Au-delà des développements sur les mécanismes de régulation ou la stricte séparation des pouvoirs, les commissaires doivent chercher à renvoyer le pouvoir là où il doit se trouver : dans les urnes et nulle part ailleurs.  

Dans la constitution appelée à remplacer celle du 26 mars 1991, le président de la République ne devrait pas être responsable devant le Parlement. En contrepartie, il doit perdre le pouvoir de dissolution et ne disposer d’aucun outil de pression. S’il nomme les juges, il ne doit avoir aucun moyen de contrainte à leur égard. © GabonReview

 

Dans quelques jours, le Dialogue national inclusif (DNI) rendra ses conclusions. Sont particulièrement attendues, les contours de l’organisation future des pouvoirs publics.
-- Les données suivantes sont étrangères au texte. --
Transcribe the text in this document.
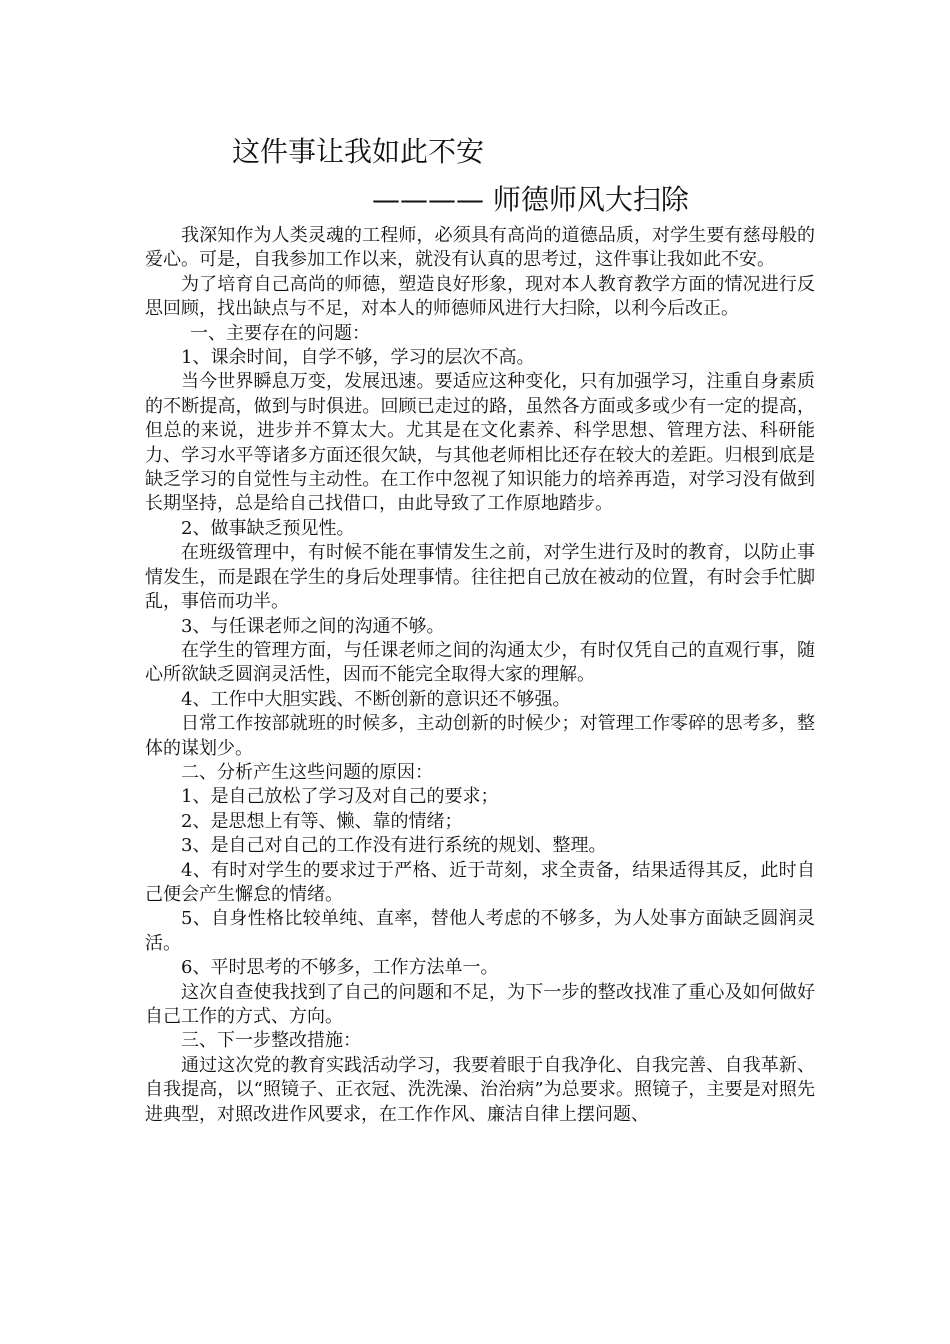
这件事让我如此不安
———— 师德师风大扫除

我深知作为人类灵魂的工程师，必须具有高尚的道德品质，对学生要有慈母般的爱心。可是，自我参加工作以来，就没有认真的思考过，这件事让我如此不安。

为了培育自己高尚的师德，塑造良好形象，现对本人教育教学方面的情况进行反思回顾，找出缺点与不足，对本人的师德师风进行大扫除，以利今后改正。

一、主要存在的问题：

1、课余时间，自学不够，学习的层次不高。

当今世界瞬息万变，发展迅速。要适应这种变化，只有加强学习，注重自身素质的不断提高，做到与时俱进。回顾已走过的路，虽然各方面或多或少有一定的提高，但总的来说，进步并不算太大。尤其是在文化素养、科学思想、管理方法、科研能力、学习水平等诸多方面还很欠缺，与其他老师相比还存在较大的差距。归根到底是缺乏学习的自觉性与主动性。在工作中忽视了知识能力的培养再造，对学习没有做到长期坚持，总是给自己找借口，由此导致了工作原地踏步。

2、做事缺乏预见性。

在班级管理中，有时候不能在事情发生之前，对学生进行及时的教育，以防止事情发生，而是跟在学生的身后处理事情。往往把自己放在被动的位置，有时会手忙脚乱，事倍而功半。

3、与任课老师之间的沟通不够。

在学生的管理方面，与任课老师之间的沟通太少，有时仅凭自己的直观行事，随心所欲缺乏圆润灵活性，因而不能完全取得大家的理解。

4、工作中大胆实践、不断创新的意识还不够强。

日常工作按部就班的时候多，主动创新的时候少；对管理工作零碎的思考多，整体的谋划少。

二、分析产生这些问题的原因：

1、是自己放松了学习及对自己的要求；

2、是思想上有等、懒、靠的情绪；

3、是自己对自己的工作没有进行系统的规划、整理。

4、有时对学生的要求过于严格、近于苛刻，求全责备，结果适得其反，此时自己便会产生懈怠的情绪。

5、自身性格比较单纯、直率，替他人考虑的不够多，为人处事方面缺乏圆润灵活。

6、平时思考的不够多，工作方法单一。

这次自查使我找到了自己的问题和不足，为下一步的整改找准了重心及如何做好自己工作的方式、方向。

三、下一步整改措施：

通过这次党的教育实践活动学习，我要着眼于自我净化、自我完善、自我革新、自我提高，以“照镜子、正衣冠、洗洗澡、治治病”为总要求。照镜子，主要是对照先进典型，对照改进作风要求，在工作作风、廉洁自律上摆问题、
Sur les modalités d’exercice du pouvoir, comme sur le partage des responsabilités entre les niveaux national et infranational, l’on attend des suggestions claires, adaptées au contexte et opérantes. Dans l’intérêt de tous, les commissaires devront dire au pays comment ils envisagent l’organisation et le fonctionnement des institutions, la désignation des dépositaires de l’autorité de l’Etat, les droits et devoirs des citoyens et, les relations entre gouvernants et gouvernés. Pour l’opinion, tel semble être le mandat de la sous-commission «Politique et institutions», présidée par un universitaire jouissant d’une présomption de connaissance scientifique, mais aux travaux controversés du fait d’une bienveillance manifeste voire d’une proximité supposée d’avec le régime déchu.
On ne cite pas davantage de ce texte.